The gentle pastoral lilt of the theme of the first movement of the A
major Sonata is followed by six variations that include a third in the key of A
minor, a fourth with hand-crossing, a very considerable feature of the C minor
Sonata, a fifth Adagio and a final Allegro. The second movement is a Minuet,
with a D major Trio, and this is followed by the famous Rondo alla Turca, a
form of popular exoticism that bears little relation to the kind of music
Vienna under Turkish siege had heard at its gates a hundred years before.
The twelve variations on the French song Ah, vous dirai-je Maman, K.265, were probably written during
Mozart's stay in Paris in 1778, one of three such sets of variations based on
French themes at that time. Improvised variations were a standard element in
any performer's repertoire and some of the sets of Mozart variations are known
to have been improvised in the first instance. The song Ah, vous dirai-je Maman, well known in
Paris at least since 1761, is better known to English-speaking listeners as Twinkle, twinkle, little star, and in any
case bears a remarkable similarity to the nursery rhyme Baa, baa, black sheep.

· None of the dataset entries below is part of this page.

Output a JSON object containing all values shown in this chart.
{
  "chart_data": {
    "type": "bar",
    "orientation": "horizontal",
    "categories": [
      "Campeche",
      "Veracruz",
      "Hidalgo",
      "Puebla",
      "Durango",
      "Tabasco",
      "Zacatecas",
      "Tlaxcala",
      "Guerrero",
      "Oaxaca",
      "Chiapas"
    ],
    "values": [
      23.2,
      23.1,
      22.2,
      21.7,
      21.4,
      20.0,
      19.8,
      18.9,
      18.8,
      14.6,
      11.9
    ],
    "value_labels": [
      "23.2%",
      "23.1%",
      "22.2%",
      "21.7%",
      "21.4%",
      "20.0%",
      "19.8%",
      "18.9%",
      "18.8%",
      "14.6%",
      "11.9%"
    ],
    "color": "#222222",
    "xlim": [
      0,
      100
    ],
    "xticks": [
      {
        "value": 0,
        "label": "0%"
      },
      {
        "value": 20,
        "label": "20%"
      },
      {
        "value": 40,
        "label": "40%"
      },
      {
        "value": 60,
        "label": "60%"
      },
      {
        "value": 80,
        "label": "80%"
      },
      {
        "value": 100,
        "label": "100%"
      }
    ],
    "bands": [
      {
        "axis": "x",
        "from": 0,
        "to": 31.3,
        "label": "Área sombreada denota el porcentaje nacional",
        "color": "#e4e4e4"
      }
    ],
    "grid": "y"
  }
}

Under any name it was among the most popular melodies for variation in the
later 18th century. Mozart's variations include, as they should, a minor
variation, the eighth of the set, an Adagio, the eleventh, and a final Allegro.
Jeno Jandó
Jeno Jandó was born at Pécs, in south Hungary, in 1952. He started to
learn the piano when he was seven and later studied at the Ferenc Liszt Academy
of Music under Katalin Nemes and pal Kadosa, becoming assistant to the latter
on his graduation in 1974. Jandó has won a number of piano competitions in
Hungary and abroad, including first prize in the 1973 Hungarian Piano Concours
and a first prize in the chamber music category at the Sydney International
Piano Competition in 1977. In addition to his many appearances in Hungary, he
has played widely abroad in Eastern and Western Europe, in Canada and in Japan.
He is currently engaged in a project to record all of Mozart's piano
concertos for Naxos. Other recordings for the Naxos label include the concertos
of Grieg and Schumann as well as Rachmaninov's Second
Concerto and Paganini Rhapsody
and Beethoven's complete piano sonatas.